I understand what you mean. There a couple of ways of looking at that. What was striking to me about the experience I had in Lafayette was not that The Times of Acadiana, or Steve May particularly, had the gumption to go ahead and let me do it. Plenty of alternative weeklies back in the ’70s and ’80s were doing really fine investigative work. What jumped out at me the most was getting attacked by the daily newspaper for doing my job as a journalist. The people who wrote those things are gone now, or at least no longer writing. I think the idea was so hard for people in Cajun country to really wrap their minds around that the church could be an institution so layered in secrecy and covering up such a range of sexual behavior patterns. The sad thing to me is, here we are a generation later and the current bishop just continues to practice not being forthcoming. You know the television station [KATC] really did the work the Diocese itself should have done. They’ve done extraordinary work … But now it’s kind of pathetic, in a way, that this bishop acts like nothing has changed, that the world is the way it was, and took his time, dragged his feet with all these questions lingering.
City of a Million Dreams seems hopeful. Why is there hopefulness, given all the slings and arrows pointed at New Orleans and Louisiana at large?
I think the city’s resilience is an American success story.
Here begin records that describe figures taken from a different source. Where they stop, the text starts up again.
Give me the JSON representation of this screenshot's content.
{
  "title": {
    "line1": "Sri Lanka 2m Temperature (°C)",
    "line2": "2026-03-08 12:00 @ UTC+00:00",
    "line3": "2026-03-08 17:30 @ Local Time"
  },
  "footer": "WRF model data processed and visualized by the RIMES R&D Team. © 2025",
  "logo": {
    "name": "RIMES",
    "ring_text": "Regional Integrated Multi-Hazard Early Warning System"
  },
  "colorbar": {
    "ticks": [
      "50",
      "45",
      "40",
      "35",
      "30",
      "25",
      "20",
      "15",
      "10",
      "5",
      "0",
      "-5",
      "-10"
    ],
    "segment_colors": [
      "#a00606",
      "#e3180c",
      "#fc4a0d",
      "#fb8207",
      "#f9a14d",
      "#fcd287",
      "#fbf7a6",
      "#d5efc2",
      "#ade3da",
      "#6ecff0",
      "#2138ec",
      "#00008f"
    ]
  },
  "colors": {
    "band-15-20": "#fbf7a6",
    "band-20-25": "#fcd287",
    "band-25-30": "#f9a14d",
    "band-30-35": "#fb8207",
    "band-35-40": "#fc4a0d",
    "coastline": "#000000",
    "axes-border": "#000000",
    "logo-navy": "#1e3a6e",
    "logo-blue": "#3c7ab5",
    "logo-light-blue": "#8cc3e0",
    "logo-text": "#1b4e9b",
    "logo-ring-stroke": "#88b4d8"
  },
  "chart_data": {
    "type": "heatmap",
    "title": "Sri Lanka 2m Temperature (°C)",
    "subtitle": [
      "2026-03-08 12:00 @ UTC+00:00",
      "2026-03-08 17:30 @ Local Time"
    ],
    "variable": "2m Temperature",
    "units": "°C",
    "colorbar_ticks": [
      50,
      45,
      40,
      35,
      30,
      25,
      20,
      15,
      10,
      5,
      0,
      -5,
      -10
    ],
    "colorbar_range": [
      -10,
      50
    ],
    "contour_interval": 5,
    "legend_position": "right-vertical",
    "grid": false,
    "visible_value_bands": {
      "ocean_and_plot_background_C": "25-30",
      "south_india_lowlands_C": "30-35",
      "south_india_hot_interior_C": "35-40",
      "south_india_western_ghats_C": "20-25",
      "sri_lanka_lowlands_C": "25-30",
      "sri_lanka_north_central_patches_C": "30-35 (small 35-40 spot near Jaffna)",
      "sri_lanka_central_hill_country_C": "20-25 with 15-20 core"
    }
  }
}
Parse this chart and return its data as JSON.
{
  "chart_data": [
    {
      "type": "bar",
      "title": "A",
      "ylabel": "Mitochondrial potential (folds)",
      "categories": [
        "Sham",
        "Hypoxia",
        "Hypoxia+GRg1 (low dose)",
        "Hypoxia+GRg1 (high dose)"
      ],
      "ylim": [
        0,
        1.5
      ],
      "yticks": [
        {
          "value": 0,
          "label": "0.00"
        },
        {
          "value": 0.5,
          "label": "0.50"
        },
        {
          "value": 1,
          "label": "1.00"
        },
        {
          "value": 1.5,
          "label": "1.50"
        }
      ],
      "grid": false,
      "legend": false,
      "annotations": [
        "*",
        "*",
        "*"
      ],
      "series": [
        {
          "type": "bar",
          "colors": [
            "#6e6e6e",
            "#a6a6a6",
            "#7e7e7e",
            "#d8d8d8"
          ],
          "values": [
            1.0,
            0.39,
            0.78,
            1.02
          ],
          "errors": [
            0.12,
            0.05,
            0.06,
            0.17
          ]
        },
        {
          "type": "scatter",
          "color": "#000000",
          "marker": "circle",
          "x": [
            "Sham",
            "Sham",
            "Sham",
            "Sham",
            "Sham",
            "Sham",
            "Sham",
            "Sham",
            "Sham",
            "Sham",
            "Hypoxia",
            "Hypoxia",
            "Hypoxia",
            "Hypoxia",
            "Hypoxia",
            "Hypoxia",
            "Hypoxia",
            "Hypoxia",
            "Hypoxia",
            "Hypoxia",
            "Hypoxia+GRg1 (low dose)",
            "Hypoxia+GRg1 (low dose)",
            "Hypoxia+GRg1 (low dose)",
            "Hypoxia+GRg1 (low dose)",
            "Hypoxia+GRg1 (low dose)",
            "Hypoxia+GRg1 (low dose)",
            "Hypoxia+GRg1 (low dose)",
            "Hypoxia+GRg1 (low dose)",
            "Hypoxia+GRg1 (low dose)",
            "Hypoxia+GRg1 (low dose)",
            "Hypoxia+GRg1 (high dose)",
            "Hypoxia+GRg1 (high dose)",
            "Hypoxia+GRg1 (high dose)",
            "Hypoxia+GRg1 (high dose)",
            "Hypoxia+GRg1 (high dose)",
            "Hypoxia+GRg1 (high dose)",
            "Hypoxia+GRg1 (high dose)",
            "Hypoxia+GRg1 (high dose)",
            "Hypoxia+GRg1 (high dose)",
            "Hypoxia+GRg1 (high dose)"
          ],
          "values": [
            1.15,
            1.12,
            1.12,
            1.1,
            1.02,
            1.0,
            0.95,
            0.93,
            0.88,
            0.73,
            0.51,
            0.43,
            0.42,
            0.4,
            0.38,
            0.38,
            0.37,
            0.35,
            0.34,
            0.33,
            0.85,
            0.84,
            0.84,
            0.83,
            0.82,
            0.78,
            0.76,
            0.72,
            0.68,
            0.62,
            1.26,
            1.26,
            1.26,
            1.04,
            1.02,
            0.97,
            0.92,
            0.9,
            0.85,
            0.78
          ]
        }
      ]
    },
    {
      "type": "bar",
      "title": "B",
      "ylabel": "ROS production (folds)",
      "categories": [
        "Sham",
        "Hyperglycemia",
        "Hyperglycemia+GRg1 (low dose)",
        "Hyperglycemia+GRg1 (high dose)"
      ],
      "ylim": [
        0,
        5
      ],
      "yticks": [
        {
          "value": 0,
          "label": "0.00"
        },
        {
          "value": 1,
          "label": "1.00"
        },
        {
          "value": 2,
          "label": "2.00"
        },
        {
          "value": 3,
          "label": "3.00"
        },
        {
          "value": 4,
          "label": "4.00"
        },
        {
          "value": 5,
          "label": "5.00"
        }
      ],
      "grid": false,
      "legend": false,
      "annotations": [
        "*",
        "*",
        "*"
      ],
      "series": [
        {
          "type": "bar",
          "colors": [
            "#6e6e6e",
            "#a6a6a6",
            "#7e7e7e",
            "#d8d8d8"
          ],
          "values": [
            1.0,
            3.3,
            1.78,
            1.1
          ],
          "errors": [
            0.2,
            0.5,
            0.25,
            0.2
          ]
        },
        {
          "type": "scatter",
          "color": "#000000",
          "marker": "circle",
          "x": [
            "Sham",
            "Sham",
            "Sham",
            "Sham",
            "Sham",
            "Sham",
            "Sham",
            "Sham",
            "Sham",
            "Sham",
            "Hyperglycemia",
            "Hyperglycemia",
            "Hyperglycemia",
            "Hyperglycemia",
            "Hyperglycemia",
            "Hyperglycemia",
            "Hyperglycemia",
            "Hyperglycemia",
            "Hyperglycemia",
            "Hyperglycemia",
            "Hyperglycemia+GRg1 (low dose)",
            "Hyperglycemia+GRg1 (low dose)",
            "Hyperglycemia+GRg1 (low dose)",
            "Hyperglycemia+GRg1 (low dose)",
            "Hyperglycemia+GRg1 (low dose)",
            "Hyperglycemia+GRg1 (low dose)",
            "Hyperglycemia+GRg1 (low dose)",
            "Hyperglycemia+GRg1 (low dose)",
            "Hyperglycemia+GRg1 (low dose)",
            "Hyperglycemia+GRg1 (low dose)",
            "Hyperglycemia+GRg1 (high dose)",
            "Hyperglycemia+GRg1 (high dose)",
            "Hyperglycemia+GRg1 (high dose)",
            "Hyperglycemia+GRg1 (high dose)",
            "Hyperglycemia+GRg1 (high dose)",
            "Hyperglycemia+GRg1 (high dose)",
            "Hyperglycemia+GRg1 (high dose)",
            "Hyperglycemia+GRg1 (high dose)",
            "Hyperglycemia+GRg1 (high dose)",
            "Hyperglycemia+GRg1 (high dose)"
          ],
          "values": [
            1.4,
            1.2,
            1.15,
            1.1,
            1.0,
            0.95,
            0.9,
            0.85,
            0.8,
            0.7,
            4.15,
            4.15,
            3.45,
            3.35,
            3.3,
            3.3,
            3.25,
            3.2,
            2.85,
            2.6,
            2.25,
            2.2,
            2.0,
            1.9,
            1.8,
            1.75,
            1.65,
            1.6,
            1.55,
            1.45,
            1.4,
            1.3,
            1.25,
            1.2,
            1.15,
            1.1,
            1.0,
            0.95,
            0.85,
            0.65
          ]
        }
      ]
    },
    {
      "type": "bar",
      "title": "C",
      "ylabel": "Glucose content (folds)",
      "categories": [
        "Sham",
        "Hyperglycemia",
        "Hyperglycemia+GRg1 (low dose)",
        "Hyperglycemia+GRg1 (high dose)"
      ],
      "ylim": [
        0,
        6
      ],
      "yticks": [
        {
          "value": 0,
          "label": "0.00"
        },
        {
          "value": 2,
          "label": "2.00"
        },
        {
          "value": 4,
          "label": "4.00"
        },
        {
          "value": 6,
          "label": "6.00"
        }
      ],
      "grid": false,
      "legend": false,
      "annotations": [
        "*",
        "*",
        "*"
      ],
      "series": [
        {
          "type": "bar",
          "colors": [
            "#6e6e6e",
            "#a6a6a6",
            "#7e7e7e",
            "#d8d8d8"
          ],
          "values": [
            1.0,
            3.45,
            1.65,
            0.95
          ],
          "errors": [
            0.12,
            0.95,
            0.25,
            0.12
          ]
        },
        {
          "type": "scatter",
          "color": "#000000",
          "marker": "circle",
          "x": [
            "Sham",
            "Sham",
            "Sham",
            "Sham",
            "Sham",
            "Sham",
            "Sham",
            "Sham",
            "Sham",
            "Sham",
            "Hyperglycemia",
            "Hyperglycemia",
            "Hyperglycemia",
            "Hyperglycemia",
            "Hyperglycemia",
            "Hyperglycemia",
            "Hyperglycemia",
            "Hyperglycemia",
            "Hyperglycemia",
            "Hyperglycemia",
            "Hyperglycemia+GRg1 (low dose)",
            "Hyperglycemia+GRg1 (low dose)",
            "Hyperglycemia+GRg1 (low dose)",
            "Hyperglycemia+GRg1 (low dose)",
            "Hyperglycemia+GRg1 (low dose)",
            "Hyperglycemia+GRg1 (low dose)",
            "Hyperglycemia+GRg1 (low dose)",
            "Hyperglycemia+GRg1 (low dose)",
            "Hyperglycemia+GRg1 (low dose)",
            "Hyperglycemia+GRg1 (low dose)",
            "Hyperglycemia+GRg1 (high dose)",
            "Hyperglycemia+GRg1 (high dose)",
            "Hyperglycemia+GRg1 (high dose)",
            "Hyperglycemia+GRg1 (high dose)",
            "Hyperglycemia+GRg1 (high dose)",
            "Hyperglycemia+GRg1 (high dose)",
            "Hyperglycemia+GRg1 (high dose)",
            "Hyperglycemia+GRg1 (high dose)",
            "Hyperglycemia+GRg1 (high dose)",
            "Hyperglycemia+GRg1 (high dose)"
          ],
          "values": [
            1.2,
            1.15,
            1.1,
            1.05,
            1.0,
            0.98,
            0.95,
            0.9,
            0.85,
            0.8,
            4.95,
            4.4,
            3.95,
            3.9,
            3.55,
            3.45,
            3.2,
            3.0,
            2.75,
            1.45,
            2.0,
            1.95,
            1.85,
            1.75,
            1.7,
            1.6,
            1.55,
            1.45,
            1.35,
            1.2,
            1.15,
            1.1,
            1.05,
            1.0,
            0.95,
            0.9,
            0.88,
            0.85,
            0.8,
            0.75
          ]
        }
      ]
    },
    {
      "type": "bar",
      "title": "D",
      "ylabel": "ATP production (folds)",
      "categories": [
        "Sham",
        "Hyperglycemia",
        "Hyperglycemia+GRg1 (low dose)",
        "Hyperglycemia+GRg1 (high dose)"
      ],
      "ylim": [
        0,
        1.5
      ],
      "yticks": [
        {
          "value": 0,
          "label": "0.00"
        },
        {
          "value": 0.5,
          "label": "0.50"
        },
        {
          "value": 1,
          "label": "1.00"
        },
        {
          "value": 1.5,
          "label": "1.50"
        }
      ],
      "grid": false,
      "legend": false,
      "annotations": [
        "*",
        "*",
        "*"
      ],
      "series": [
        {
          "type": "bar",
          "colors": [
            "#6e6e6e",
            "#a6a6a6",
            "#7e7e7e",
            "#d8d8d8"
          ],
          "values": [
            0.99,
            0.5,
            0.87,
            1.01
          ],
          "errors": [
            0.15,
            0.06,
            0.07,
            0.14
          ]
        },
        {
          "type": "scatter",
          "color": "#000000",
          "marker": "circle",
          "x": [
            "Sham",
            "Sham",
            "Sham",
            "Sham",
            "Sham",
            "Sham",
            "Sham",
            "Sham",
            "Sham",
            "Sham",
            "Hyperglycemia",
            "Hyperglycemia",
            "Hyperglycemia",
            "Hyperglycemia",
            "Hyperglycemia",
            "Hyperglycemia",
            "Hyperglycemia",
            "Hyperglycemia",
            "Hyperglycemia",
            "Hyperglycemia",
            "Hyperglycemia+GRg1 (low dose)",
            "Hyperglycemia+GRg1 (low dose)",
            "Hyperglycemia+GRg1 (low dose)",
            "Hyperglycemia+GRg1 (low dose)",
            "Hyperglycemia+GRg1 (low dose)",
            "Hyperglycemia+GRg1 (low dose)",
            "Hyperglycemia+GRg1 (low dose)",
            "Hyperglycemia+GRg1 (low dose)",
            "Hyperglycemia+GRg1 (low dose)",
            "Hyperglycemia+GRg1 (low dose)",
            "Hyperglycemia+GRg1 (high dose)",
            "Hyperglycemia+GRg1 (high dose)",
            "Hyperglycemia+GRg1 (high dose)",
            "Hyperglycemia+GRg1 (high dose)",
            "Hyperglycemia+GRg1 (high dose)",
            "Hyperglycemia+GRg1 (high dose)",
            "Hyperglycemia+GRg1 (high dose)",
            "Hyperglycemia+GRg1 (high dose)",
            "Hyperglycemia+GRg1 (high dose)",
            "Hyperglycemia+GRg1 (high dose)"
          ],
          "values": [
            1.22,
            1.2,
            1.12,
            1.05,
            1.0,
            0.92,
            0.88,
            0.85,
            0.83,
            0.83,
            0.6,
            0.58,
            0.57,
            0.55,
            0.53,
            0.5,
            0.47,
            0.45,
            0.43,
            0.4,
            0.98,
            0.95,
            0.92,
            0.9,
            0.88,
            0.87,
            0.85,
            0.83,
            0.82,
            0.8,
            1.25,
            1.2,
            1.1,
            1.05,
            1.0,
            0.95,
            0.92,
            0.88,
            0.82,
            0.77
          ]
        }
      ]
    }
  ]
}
I am not a triumphalist by temperament. Quite the opposite. One of the things I say in the book is that policy fails and culture prevails. The first several years after the hurricane, the state didn’t come to our rescue. There was no massive line of funding that came from Baton Rouge. FEMA was certainly actively present. It took quite a while before Congress authorized the Road Home program, and there were bureaucratic problems with that, getting the money into the accounts of people who needed the funds. In the end, it did work. But many of the musicians came back even when they didn’t have homes. And they kept playing, and had the music not returned, I don’t think tourism would have rebounded as quickly. Before the hurricane I would periodically get a call from a reporter … and he or she would say, “look I’ve been walking around the French Quarter. What’s it really like to live here?” I would always say the same thing. Politically nothing important happens here. This place is a backwater; it’s at the edge of America, and people yawn at corruption. But culturally this city is rich as gold.